In July and October, Djokovic made pilgrimages to the park and invited “all athletes” to take advantage of the healthy oxygen levels.
“I know there are many doubts and dilemmas about the authenticity (of the place),” he said in October.
But “in order to fully understand what is going on here... you have to come.”
After a quiet spring subdued by the pandemic, weekend crowds are back at the park, consisting mostly of visitors from the region.

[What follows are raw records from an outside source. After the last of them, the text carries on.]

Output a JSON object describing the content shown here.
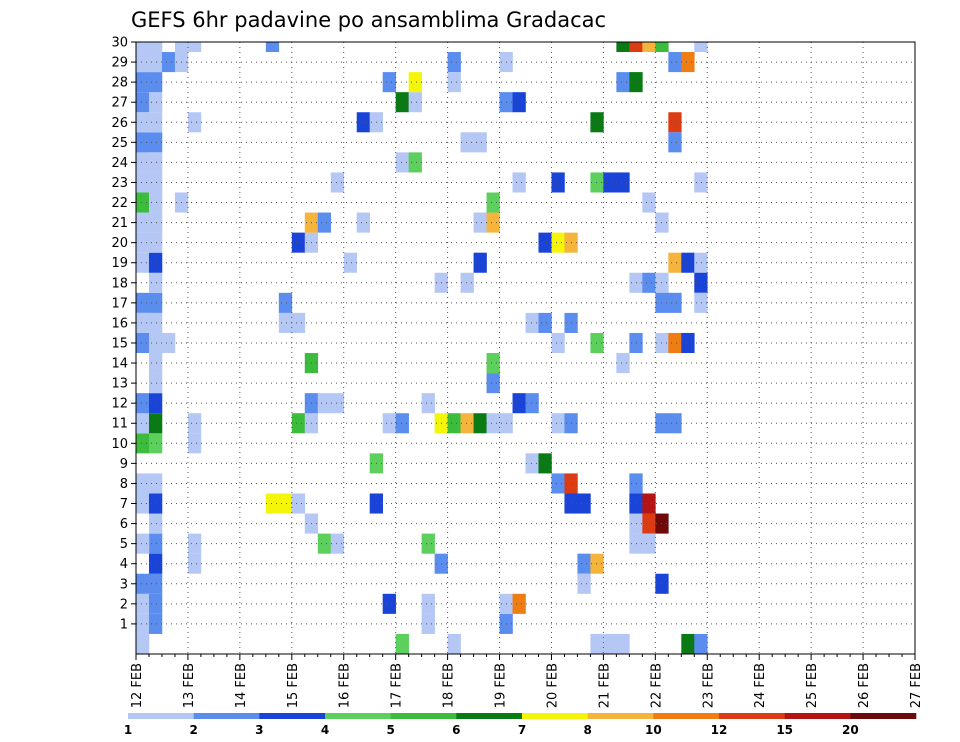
{
  "chart_data": {
    "type": "heatmap",
    "title": "GEFS 6hr padavine po ansamblima Gradacac",
    "xlabel": "",
    "ylabel": "",
    "x_tick_labels": [
      "12 FEB",
      "13 FEB",
      "14 FEB",
      "15 FEB",
      "16 FEB",
      "17 FEB",
      "18 FEB",
      "19 FEB",
      "20 FEB",
      "21 FEB",
      "22 FEB",
      "23 FEB",
      "24 FEB",
      "25 FEB",
      "26 FEB",
      "27 FEB"
    ],
    "y_tick_labels": [
      "1",
      "2",
      "3",
      "4",
      "5",
      "6",
      "7",
      "8",
      "9",
      "10",
      "11",
      "12",
      "13",
      "14",
      "15",
      "16",
      "17",
      "18",
      "19",
      "20",
      "21",
      "22",
      "23",
      "24",
      "25",
      "26",
      "27",
      "28",
      "29",
      "30"
    ],
    "x_range_days": [
      0,
      15
    ],
    "y_range": [
      0,
      30
    ],
    "steps_per_day": 4,
    "grid": "dotted",
    "colorbar": {
      "levels": [
        "1",
        "2",
        "3",
        "4",
        "5",
        "6",
        "7",
        "8",
        "10",
        "12",
        "15",
        "20"
      ],
      "colors": [
        "#b4c7f5",
        "#5b8def",
        "#1a44d8",
        "#5ccf5c",
        "#3cbc3c",
        "#0a7a14",
        "#f5f50a",
        "#f5b43c",
        "#f07c14",
        "#dc3c14",
        "#b41414",
        "#6e0a0a"
      ]
    },
    "cells": [
      {
        "x": 0,
        "y": 0,
        "c": 0
      },
      {
        "x": 0,
        "y": 1,
        "c": 0
      },
      {
        "x": 0,
        "y": 2,
        "c": 0
      },
      {
        "x": 0,
        "y": 3,
        "c": 1
      },
      {
        "x": 1,
        "y": 1,
        "c": 1
      },
      {
        "x": 1,
        "y": 2,
        "c": 1
      },
      {
        "x": 1,
        "y": 3,
        "c": 1
      },
      {
        "x": 1,
        "y": 5,
        "c": 1
      },
      {
        "x": 0,
        "y": 5,
        "c": 0
      },
      {
        "x": 1,
        "y": 6,
        "c": 0
      },
      {
        "x": 0,
        "y": 7,
        "c": 0
      },
      {
        "x": 1,
        "y": 7,
        "c": 2
      },
      {
        "x": 0,
        "y": 8,
        "c": 0
      },
      {
        "x": 1,
        "y": 8,
        "c": 0
      },
      {
        "x": 0,
        "y": 10,
        "c": 4
      },
      {
        "x": 1,
        "y": 10,
        "c": 3
      },
      {
        "x": 0,
        "y": 11,
        "c": 0
      },
      {
        "x": 1,
        "y": 11,
        "c": 5
      },
      {
        "x": 0,
        "y": 12,
        "c": 1
      },
      {
        "x": 1,
        "y": 12,
        "c": 2
      },
      {
        "x": 1,
        "y": 13,
        "c": 0
      },
      {
        "x": 1,
        "y": 14,
        "c": 0
      },
      {
        "x": 0,
        "y": 15,
        "c": 1
      },
      {
        "x": 1,
        "y": 15,
        "c": 0
      },
      {
        "x": 1,
        "y": 16,
        "c": 0
      },
      {
        "x": 0,
        "y": 17,
        "c": 1
      },
      {
        "x": 1,
        "y": 17,
        "c": 1
      },
      {
        "x": 1,
        "y": 18,
        "c": 0
      },
      {
        "x": 0,
        "y": 19,
        "c": 0
      },
      {
        "x": 1,
        "y": 19,
        "c": 2
      },
      {
        "x": 0,
        "y": 20,
        "c": 0
      },
      {
        "x": 1,
        "y": 20,
        "c": 0
      },
      {
        "x": 0,
        "y": 21,
        "c": 0
      },
      {
        "x": 1,
        "y": 21,
        "c": 0
      },
      {
        "x": 0,
        "y": 22,
        "c": 4
      },
      {
        "x": 1,
        "y": 22,
        "c": 0
      },
      {
        "x": 0,
        "y": 23,
        "c": 0
      },
      {
        "x": 1,
        "y": 23,
        "c": 0
      },
      {
        "x": 0,
        "y": 24,
        "c": 0
      },
      {
        "x": 0,
        "y": 25,
        "c": 1
      },
      {
        "x": 1,
        "y": 25,
        "c": 1
      },
      {
        "x": 0,
        "y": 26,
        "c": 0
      },
      {
        "x": 1,
        "y": 26,
        "c": 0
      },
      {
        "x": 0,
        "y": 27,
        "c": 1
      },
      {
        "x": 1,
        "y": 27,
        "c": 0
      },
      {
        "x": 0,
        "y": 28,
        "c": 1
      },
      {
        "x": 1,
        "y": 28,
        "c": 1
      },
      {
        "x": 0,
        "y": 29,
        "c": 0
      },
      {
        "x": 1,
        "y": 29,
        "c": 0
      },
      {
        "x": 0,
        "y": 30,
        "c": 0
      },
      {
        "x": 1,
        "y": 30,
        "c": 0
      },
      {
        "x": 1,
        "y": 24,
        "c": 0
      },
      {
        "x": 0,
        "y": 16,
        "c": 0
      },
      {
        "x": 0,
        "y": 26,
        "c": 0
      },
      {
        "x": 1,
        "y": 4,
        "c": 2
      },
      {
        "x": 2,
        "y": 29,
        "c": 1
      },
      {
        "x": 3,
        "y": 29,
        "c": 0
      },
      {
        "x": 3,
        "y": 22,
        "c": 0
      },
      {
        "x": 2,
        "y": 15,
        "c": 0
      },
      {
        "x": 3,
        "y": 30,
        "c": 0
      },
      {
        "x": 4,
        "y": 30,
        "c": 0
      },
      {
        "x": 4,
        "y": 26,
        "c": 0
      },
      {
        "x": 4,
        "y": 11,
        "c": 0
      },
      {
        "x": 4,
        "y": 10,
        "c": 0
      },
      {
        "x": 4,
        "y": 4,
        "c": 0
      },
      {
        "x": 4,
        "y": 5,
        "c": 0
      },
      {
        "x": 10,
        "y": 30,
        "c": 1
      },
      {
        "x": 10,
        "y": 7,
        "c": 6
      },
      {
        "x": 11,
        "y": 16,
        "c": 0
      },
      {
        "x": 12,
        "y": 16,
        "c": 0
      },
      {
        "x": 11,
        "y": 7,
        "c": 6
      },
      {
        "x": 12,
        "y": 7,
        "c": 0
      },
      {
        "x": 11,
        "y": 17,
        "c": 1
      },
      {
        "x": 12,
        "y": 20,
        "c": 2
      },
      {
        "x": 13,
        "y": 20,
        "c": 0
      },
      {
        "x": 13,
        "y": 14,
        "c": 4
      },
      {
        "x": 12,
        "y": 11,
        "c": 4
      },
      {
        "x": 13,
        "y": 11,
        "c": 0
      },
      {
        "x": 13,
        "y": 12,
        "c": 1
      },
      {
        "x": 14,
        "y": 12,
        "c": 0
      },
      {
        "x": 15,
        "y": 12,
        "c": 0
      },
      {
        "x": 13,
        "y": 6,
        "c": 0
      },
      {
        "x": 13,
        "y": 21,
        "c": 7
      },
      {
        "x": 14,
        "y": 21,
        "c": 1
      },
      {
        "x": 15,
        "y": 23,
        "c": 0
      },
      {
        "x": 14,
        "y": 5,
        "c": 3
      },
      {
        "x": 15,
        "y": 5,
        "c": 0
      },
      {
        "x": 16,
        "y": 19,
        "c": 0
      },
      {
        "x": 17,
        "y": 21,
        "c": 0
      },
      {
        "x": 17,
        "y": 26,
        "c": 2
      },
      {
        "x": 18,
        "y": 26,
        "c": 0
      },
      {
        "x": 18,
        "y": 7,
        "c": 2
      },
      {
        "x": 18,
        "y": 9,
        "c": 3
      },
      {
        "x": 19,
        "y": 28,
        "c": 1
      },
      {
        "x": 19,
        "y": 11,
        "c": 0
      },
      {
        "x": 20,
        "y": 11,
        "c": 1
      },
      {
        "x": 19,
        "y": 2,
        "c": 2
      },
      {
        "x": 20,
        "y": 24,
        "c": 0
      },
      {
        "x": 21,
        "y": 24,
        "c": 3
      },
      {
        "x": 20,
        "y": 0,
        "c": 3
      },
      {
        "x": 20,
        "y": 27,
        "c": 5
      },
      {
        "x": 21,
        "y": 27,
        "c": 0
      },
      {
        "x": 21,
        "y": 28,
        "c": 6
      },
      {
        "x": 22,
        "y": 12,
        "c": 0
      },
      {
        "x": 22,
        "y": 5,
        "c": 3
      },
      {
        "x": 22,
        "y": 1,
        "c": 0
      },
      {
        "x": 22,
        "y": 2,
        "c": 0
      },
      {
        "x": 23,
        "y": 11,
        "c": 6
      },
      {
        "x": 24,
        "y": 11,
        "c": 4
      },
      {
        "x": 25,
        "y": 11,
        "c": 7
      },
      {
        "x": 26,
        "y": 11,
        "c": 5
      },
      {
        "x": 23,
        "y": 4,
        "c": 1
      },
      {
        "x": 23,
        "y": 18,
        "c": 0
      },
      {
        "x": 24,
        "y": 29,
        "c": 1
      },
      {
        "x": 24,
        "y": 28,
        "c": 0
      },
      {
        "x": 24,
        "y": 0,
        "c": 0
      },
      {
        "x": 25,
        "y": 25,
        "c": 0
      },
      {
        "x": 26,
        "y": 25,
        "c": 0
      },
      {
        "x": 25,
        "y": 18,
        "c": 0
      },
      {
        "x": 26,
        "y": 19,
        "c": 2
      },
      {
        "x": 26,
        "y": 21,
        "c": 0
      },
      {
        "x": 27,
        "y": 21,
        "c": 7
      },
      {
        "x": 27,
        "y": 22,
        "c": 3
      },
      {
        "x": 27,
        "y": 14,
        "c": 3
      },
      {
        "x": 27,
        "y": 13,
        "c": 1
      },
      {
        "x": 27,
        "y": 11,
        "c": 0
      },
      {
        "x": 28,
        "y": 11,
        "c": 0
      },
      {
        "x": 28,
        "y": 29,
        "c": 0
      },
      {
        "x": 28,
        "y": 27,
        "c": 1
      },
      {
        "x": 29,
        "y": 27,
        "c": 2
      },
      {
        "x": 28,
        "y": 1,
        "c": 1
      },
      {
        "x": 28,
        "y": 2,
        "c": 0
      },
      {
        "x": 29,
        "y": 2,
        "c": 8
      },
      {
        "x": 29,
        "y": 23,
        "c": 0
      },
      {
        "x": 29,
        "y": 12,
        "c": 2
      },
      {
        "x": 30,
        "y": 12,
        "c": 1
      },
      {
        "x": 30,
        "y": 16,
        "c": 0
      },
      {
        "x": 31,
        "y": 16,
        "c": 1
      },
      {
        "x": 30,
        "y": 9,
        "c": 0
      },
      {
        "x": 31,
        "y": 9,
        "c": 5
      },
      {
        "x": 31,
        "y": 20,
        "c": 2
      },
      {
        "x": 32,
        "y": 20,
        "c": 6
      },
      {
        "x": 33,
        "y": 20,
        "c": 7
      },
      {
        "x": 32,
        "y": 15,
        "c": 0
      },
      {
        "x": 32,
        "y": 11,
        "c": 0
      },
      {
        "x": 33,
        "y": 11,
        "c": 1
      },
      {
        "x": 33,
        "y": 16,
        "c": 1
      },
      {
        "x": 32,
        "y": 23,
        "c": 2
      },
      {
        "x": 32,
        "y": 8,
        "c": 1
      },
      {
        "x": 33,
        "y": 8,
        "c": 9
      },
      {
        "x": 33,
        "y": 7,
        "c": 2
      },
      {
        "x": 34,
        "y": 7,
        "c": 2
      },
      {
        "x": 34,
        "y": 4,
        "c": 1
      },
      {
        "x": 35,
        "y": 4,
        "c": 7
      },
      {
        "x": 34,
        "y": 3,
        "c": 0
      },
      {
        "x": 35,
        "y": 15,
        "c": 3
      },
      {
        "x": 35,
        "y": 26,
        "c": 5
      },
      {
        "x": 35,
        "y": 0,
        "c": 0
      },
      {
        "x": 36,
        "y": 0,
        "c": 0
      },
      {
        "x": 37,
        "y": 0,
        "c": 0
      },
      {
        "x": 35,
        "y": 23,
        "c": 3
      },
      {
        "x": 36,
        "y": 23,
        "c": 2
      },
      {
        "x": 37,
        "y": 23,
        "c": 2
      },
      {
        "x": 37,
        "y": 30,
        "c": 5
      },
      {
        "x": 38,
        "y": 30,
        "c": 9
      },
      {
        "x": 39,
        "y": 30,
        "c": 7
      },
      {
        "x": 40,
        "y": 30,
        "c": 4
      },
      {
        "x": 37,
        "y": 28,
        "c": 1
      },
      {
        "x": 38,
        "y": 28,
        "c": 5
      },
      {
        "x": 37,
        "y": 14,
        "c": 0
      },
      {
        "x": 38,
        "y": 15,
        "c": 1
      },
      {
        "x": 38,
        "y": 6,
        "c": 0
      },
      {
        "x": 38,
        "y": 7,
        "c": 2
      },
      {
        "x": 38,
        "y": 8,
        "c": 1
      },
      {
        "x": 39,
        "y": 7,
        "c": 10
      },
      {
        "x": 39,
        "y": 6,
        "c": 9
      },
      {
        "x": 40,
        "y": 6,
        "c": 11
      },
      {
        "x": 38,
        "y": 5,
        "c": 0
      },
      {
        "x": 39,
        "y": 5,
        "c": 0
      },
      {
        "x": 38,
        "y": 18,
        "c": 0
      },
      {
        "x": 39,
        "y": 18,
        "c": 1
      },
      {
        "x": 40,
        "y": 18,
        "c": 0
      },
      {
        "x": 39,
        "y": 22,
        "c": 0
      },
      {
        "x": 40,
        "y": 21,
        "c": 0
      },
      {
        "x": 40,
        "y": 15,
        "c": 0
      },
      {
        "x": 41,
        "y": 15,
        "c": 8
      },
      {
        "x": 42,
        "y": 15,
        "c": 2
      },
      {
        "x": 40,
        "y": 11,
        "c": 1
      },
      {
        "x": 41,
        "y": 11,
        "c": 1
      },
      {
        "x": 40,
        "y": 17,
        "c": 1
      },
      {
        "x": 41,
        "y": 17,
        "c": 1
      },
      {
        "x": 40,
        "y": 3,
        "c": 2
      },
      {
        "x": 41,
        "y": 19,
        "c": 7
      },
      {
        "x": 42,
        "y": 19,
        "c": 2
      },
      {
        "x": 43,
        "y": 19,
        "c": 0
      },
      {
        "x": 41,
        "y": 26,
        "c": 9
      },
      {
        "x": 41,
        "y": 25,
        "c": 1
      },
      {
        "x": 41,
        "y": 29,
        "c": 1
      },
      {
        "x": 42,
        "y": 29,
        "c": 8
      },
      {
        "x": 42,
        "y": 0,
        "c": 5
      },
      {
        "x": 43,
        "y": 0,
        "c": 1
      },
      {
        "x": 43,
        "y": 18,
        "c": 2
      },
      {
        "x": 43,
        "y": 17,
        "c": 0
      },
      {
        "x": 43,
        "y": 23,
        "c": 0
      },
      {
        "x": 43,
        "y": 30,
        "c": 0
      }
    ]
  }
}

“The beginning of the season was catastrophic, but since Djokovic has been here, it’s been a joy,” says Nermin Alihodzic, 47, who sells tourists colorful mini-pyramids and pieces of quartz.
While the government stopped backing the park over a decade ago, local authorities have helped finance the construction of roads, parking lots and other infrastructure to encourage tourists.
A five-euro ($5.94) entry fee for the whole park also includes access to the underground tunnel network which Osmanagic claims emit healing electromagnetic waves.
In his tour of the park, Osmanagic takes groups down to the chambers, urging them to hold their hands over a smooth rock and feel the “energy” rising.
Dzenana Halepovic, a 67-year-old from Sarajevo, is a frequent visitor.
In the tunnels “I feel good, I breathe well, I feel light. I simply feel like I’m receiving energy there,” she said.
For Enver Imamovic, a professor emeritus of archaeology at the University of Sarajevo, the project is pure scam.
The tunnels are likely “remnants of an ancient gold mine” while wedges of stones on the hillside, which believers consider to be the building blocks of the pyramid, are “nothing more than natural geological formations,” he said.
“Everything that is said about the pyramids is absolutely unacceptable.”
Founder Osmanagic has also been promoting the site as a place to “boost immunity” during the coronavirus pandemic.
While he insists no cures are guaranteed, he cites other alleged miracles in which people have been healed of ailments like hypertension, diabetes or even cancer after a trip to the underground tunnels.